Conditioned media from synoviocytes treated with PRP-L under all stimulation conditions increases aggrecan expression in cultured chondrocytes. Equine chondrocytes were challenged for 48 h with conditioned media from synoviocytes stimulated with IL-1β or LPS and either non-treated (NT) or treated with platelet-poor plasma lysate (PPP-L) or platelet-rich plasma lysate (PRP-L). Relative gene expression represented at the 2^−ΔΔCt of (A) aggrecan (ACAN), and (B) lubricin (PRG4) was measured in cDNA made from extracted chondrocyte RNA. Fold changes were generated from the chondrocytes cultured with unstimulated, non-treated synoviocyte conditioned media.

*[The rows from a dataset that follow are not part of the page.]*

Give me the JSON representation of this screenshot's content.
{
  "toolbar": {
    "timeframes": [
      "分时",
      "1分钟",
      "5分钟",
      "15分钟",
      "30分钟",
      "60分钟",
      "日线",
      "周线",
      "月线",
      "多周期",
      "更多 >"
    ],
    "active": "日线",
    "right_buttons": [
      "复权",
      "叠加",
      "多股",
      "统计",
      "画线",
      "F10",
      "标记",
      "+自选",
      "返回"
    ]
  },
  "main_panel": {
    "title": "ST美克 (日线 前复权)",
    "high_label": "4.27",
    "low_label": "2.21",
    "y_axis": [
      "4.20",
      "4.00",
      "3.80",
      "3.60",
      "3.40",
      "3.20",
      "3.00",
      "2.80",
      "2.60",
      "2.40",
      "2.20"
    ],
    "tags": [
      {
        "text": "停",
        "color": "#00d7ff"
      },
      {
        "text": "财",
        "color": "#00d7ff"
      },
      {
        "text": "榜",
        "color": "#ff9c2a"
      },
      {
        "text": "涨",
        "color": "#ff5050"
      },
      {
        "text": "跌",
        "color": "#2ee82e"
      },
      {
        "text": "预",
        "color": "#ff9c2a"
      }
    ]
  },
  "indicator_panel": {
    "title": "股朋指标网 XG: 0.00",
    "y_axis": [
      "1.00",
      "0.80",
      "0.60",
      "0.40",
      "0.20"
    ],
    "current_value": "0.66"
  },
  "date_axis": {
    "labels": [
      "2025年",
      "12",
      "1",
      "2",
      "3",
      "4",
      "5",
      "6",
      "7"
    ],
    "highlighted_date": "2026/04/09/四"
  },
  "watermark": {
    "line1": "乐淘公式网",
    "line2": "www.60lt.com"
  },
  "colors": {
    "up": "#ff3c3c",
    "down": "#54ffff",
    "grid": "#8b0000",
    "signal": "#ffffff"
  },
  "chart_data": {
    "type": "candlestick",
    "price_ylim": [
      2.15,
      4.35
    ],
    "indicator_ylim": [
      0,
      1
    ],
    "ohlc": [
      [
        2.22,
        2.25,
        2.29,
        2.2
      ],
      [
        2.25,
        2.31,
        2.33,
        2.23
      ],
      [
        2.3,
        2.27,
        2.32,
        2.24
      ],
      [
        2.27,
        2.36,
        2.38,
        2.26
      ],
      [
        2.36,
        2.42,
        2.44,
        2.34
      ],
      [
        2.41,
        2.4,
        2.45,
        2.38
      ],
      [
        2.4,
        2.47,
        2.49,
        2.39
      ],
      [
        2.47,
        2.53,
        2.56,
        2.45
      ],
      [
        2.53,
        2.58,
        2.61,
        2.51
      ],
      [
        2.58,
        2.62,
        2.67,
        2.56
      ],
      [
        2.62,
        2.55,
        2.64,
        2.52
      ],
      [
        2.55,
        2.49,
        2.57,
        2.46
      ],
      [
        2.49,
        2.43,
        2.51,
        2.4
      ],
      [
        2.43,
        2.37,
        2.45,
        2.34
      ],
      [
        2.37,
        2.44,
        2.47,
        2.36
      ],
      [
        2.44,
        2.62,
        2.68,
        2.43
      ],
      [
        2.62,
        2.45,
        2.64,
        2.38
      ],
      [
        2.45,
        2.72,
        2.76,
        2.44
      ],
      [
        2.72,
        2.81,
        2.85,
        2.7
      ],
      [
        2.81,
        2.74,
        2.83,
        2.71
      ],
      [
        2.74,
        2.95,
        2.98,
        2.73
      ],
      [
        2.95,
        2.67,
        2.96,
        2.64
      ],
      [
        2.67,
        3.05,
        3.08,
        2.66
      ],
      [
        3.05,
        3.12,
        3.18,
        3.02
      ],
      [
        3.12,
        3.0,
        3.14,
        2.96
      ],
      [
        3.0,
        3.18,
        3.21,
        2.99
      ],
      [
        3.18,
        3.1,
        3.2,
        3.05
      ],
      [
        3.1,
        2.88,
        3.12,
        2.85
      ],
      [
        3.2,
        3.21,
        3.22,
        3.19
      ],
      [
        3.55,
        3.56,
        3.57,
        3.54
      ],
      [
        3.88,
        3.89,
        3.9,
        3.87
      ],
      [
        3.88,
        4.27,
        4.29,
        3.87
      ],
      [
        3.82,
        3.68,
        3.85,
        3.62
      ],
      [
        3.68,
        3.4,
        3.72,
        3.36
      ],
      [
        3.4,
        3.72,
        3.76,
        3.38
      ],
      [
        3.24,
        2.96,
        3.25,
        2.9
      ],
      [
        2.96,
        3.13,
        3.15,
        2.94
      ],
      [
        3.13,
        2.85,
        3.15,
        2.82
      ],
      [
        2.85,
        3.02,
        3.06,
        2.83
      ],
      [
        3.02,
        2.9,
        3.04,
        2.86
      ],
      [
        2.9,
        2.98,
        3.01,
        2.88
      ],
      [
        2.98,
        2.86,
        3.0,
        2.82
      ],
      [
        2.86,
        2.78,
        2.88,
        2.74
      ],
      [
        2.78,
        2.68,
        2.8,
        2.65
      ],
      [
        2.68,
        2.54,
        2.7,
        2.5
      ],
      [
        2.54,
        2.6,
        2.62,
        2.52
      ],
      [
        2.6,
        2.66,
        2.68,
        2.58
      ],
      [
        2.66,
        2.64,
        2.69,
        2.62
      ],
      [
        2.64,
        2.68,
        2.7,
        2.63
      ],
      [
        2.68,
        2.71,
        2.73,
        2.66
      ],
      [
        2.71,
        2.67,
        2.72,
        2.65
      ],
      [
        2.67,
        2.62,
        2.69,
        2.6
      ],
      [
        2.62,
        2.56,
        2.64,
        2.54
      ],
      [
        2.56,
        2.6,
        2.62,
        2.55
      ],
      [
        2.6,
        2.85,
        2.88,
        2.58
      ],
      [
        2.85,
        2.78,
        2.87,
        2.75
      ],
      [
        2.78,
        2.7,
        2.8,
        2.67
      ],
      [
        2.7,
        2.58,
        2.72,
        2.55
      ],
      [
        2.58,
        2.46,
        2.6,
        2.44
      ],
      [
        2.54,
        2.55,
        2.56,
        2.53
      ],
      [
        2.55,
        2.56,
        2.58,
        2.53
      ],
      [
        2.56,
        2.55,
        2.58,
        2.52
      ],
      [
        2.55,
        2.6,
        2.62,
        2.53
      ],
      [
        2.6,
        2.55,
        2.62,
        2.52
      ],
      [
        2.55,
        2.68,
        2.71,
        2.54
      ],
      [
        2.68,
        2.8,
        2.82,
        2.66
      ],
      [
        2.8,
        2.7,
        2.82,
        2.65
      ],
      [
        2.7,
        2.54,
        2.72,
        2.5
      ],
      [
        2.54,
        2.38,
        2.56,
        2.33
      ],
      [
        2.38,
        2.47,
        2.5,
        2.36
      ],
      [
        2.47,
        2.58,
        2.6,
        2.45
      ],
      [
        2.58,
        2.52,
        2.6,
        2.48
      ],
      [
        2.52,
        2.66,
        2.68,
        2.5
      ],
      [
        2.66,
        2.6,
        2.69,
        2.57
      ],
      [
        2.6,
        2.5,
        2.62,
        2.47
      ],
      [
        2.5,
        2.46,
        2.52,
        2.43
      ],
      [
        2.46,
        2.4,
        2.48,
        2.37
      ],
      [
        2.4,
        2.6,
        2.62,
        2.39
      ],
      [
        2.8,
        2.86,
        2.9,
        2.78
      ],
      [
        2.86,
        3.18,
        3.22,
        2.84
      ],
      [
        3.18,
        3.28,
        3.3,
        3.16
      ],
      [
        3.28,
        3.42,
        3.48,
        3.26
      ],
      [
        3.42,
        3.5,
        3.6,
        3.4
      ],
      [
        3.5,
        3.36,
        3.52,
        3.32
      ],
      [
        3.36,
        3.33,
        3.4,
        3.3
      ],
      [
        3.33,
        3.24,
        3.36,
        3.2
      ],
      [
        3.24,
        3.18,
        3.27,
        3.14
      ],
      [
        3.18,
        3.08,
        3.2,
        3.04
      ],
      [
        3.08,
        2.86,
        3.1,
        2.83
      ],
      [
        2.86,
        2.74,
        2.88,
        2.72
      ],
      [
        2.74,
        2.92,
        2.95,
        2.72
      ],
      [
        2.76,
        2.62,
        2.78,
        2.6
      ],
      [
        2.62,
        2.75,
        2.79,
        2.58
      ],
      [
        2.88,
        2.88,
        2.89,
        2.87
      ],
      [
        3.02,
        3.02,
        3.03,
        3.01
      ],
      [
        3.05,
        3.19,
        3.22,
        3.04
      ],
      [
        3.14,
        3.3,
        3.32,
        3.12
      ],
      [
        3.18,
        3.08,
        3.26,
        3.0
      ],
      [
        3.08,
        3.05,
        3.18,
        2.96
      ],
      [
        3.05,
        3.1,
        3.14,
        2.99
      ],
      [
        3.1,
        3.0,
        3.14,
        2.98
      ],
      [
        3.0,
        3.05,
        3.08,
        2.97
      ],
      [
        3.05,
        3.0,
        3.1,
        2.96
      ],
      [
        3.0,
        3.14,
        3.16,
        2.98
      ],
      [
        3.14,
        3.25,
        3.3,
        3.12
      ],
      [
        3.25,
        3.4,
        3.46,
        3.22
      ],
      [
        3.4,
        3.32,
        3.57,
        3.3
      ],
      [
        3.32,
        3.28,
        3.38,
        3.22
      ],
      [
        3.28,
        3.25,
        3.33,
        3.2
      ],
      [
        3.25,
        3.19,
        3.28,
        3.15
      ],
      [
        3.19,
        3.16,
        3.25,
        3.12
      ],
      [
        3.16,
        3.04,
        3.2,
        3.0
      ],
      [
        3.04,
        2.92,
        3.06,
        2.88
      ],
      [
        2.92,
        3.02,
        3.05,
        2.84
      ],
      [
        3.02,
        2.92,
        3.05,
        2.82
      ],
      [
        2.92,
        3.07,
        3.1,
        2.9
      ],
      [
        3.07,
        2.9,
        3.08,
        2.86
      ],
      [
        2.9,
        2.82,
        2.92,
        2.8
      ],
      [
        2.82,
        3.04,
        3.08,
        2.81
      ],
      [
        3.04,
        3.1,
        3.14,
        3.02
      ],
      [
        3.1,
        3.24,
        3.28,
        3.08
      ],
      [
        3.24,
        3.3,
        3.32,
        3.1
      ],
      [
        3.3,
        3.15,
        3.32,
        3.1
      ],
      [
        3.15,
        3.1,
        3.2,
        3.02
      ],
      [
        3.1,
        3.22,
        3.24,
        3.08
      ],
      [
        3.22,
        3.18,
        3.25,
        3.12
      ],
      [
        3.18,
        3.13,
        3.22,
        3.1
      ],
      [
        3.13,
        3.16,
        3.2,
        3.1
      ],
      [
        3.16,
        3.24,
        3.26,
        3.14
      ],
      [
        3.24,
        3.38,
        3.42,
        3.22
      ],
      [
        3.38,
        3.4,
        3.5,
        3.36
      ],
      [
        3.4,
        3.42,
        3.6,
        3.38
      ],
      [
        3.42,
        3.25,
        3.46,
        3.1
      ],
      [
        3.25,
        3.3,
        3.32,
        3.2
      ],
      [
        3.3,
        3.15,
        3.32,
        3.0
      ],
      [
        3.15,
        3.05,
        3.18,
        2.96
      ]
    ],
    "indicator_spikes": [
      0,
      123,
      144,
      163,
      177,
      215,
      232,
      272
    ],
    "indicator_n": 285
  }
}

Data is shown as the mean ± standard deviation of n = 5. Differing letters indicate significant differences between groups (p < 0.05); statistical analysis was performed within each stimulation and not between stimulation groups. Asterisks (^*) denote significant differences, when present, in stimulated NT groups from the unstimulated NT control. Blue bars = unstimulated synoviocytes, red bars = 10 ng/mL IL-1β stimulated synoviocytes, and green bars = 100 ng/mL LPS stimulated synoviocytes.

Figure 6

Conditioned media from synoviocytes treated with PRP-L or PPP-L under all stimulation conditions decreases MMP-13 but not MMP-3 gene expression in cultured chondrocytes. Equine chondrocytes were challenged for 48 h with conditioned media from synoviocytes stimulated with IL-1β or LPS and either non-treated (NT) or treated with platelet-poor plasma lysate (PPP-L) or platelet-rich plasma lysate (PRP-L). Relative gene expression, 2^−ΔΔCt, was generated using the unstimulated, non-treated conditioned media cultured chondrocytes as the control for (A) MMP-3 and (B) MMP-13. Data is shown as the mean ± standard deviation of n = 5. Differing letters indicate significant differences between groups (p < 0.05); statistical analysis was performed within each stimulation and not between stimulation groups. Asterisks (^*) denote significant differences, when present, in stimulated NT groups from the unstimulated NT control. Blue bars = unstimulated synoviocytes, red bars = 10 ng/mL IL-1β stimulated synoviocytes, and green bars = 100 ng/mL LPS stimulated synoviocytes.